Directing their first film, Lucas and Moore show off a talent behind the camera, but the key with the characters is the writing and the duo combined to write the script too. Getting the message across that these three college students have been friends forever is a slippery slope. The story is focused on a span of about 18 hours so it’s not like we get a whole lot of background. The pressure falls on the script and the cast to bring it to life. I loved the dynamic among the three. They’re close friends who’ve drifted apart some over the years, and they’re starting to realize it. While the drunken craziness provides the bigger laughs, I thought the best laughs came from the dialogue, the bitching back and forth that can only come from being friends for years. There is a somewhat surprising dark plot twist about one of the three that is a tad unnecessary, but it’s not overdone.

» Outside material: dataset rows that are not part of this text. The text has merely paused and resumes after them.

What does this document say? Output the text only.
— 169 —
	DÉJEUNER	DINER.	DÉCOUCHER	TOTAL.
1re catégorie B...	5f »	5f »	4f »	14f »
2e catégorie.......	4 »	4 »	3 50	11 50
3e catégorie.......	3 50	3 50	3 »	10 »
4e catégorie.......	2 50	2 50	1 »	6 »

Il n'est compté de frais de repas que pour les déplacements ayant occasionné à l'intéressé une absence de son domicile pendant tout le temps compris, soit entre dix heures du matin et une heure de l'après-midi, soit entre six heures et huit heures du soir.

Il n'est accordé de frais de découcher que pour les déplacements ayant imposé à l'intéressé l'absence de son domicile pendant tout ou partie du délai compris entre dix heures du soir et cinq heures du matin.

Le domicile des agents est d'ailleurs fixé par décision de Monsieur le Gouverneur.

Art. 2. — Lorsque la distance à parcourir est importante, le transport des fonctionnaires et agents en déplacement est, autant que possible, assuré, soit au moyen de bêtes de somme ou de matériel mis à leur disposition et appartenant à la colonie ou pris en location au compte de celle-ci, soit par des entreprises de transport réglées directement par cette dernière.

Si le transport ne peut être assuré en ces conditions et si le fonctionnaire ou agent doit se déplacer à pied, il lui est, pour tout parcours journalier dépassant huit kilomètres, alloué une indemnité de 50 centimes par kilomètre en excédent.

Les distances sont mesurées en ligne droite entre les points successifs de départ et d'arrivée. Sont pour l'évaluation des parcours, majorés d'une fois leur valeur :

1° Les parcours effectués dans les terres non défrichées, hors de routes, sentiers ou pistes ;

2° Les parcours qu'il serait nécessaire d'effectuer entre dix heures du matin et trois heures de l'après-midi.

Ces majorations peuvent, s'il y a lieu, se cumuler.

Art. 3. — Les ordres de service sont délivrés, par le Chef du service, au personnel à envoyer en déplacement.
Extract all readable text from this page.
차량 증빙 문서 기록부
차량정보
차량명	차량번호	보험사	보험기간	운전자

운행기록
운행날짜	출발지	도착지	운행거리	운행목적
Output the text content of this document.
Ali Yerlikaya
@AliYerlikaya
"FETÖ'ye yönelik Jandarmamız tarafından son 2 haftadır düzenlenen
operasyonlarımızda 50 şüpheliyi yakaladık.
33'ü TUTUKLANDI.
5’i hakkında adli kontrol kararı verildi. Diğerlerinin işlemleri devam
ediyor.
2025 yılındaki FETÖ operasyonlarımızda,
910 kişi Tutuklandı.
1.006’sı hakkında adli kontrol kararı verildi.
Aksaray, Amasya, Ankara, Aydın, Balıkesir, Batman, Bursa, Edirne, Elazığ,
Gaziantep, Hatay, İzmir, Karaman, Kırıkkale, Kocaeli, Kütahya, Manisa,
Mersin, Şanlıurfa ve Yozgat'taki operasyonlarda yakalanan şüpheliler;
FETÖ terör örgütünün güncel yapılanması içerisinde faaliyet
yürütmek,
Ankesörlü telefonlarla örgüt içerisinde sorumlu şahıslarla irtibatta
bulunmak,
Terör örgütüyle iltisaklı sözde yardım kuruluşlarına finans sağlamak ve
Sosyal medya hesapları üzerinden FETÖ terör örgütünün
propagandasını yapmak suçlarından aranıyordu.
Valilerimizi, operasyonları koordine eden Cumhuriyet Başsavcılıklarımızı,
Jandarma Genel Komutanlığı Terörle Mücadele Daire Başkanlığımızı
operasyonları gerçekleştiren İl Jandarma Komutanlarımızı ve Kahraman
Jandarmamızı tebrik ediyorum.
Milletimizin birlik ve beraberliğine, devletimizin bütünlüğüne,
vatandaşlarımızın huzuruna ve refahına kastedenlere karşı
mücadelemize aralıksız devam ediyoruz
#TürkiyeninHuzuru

Go figure. I liked another pretty random, pretty raunchy and pretty goofy teen comedy. It’s a relatively unknown cast, but it’s well-written and funny from the start. It consistently provides laughs, saving one of the biggest for the final scene. Is there a sequel in the future? The ending certainly leaves that possibility open. ’21’ gets it major release in a few weeks on March 1, 2013. I highly recommend it. I imagine it won’t get a whole lot of positive reviews, but it never tries to be a classic movie, just one that entertains and makes audiences laugh.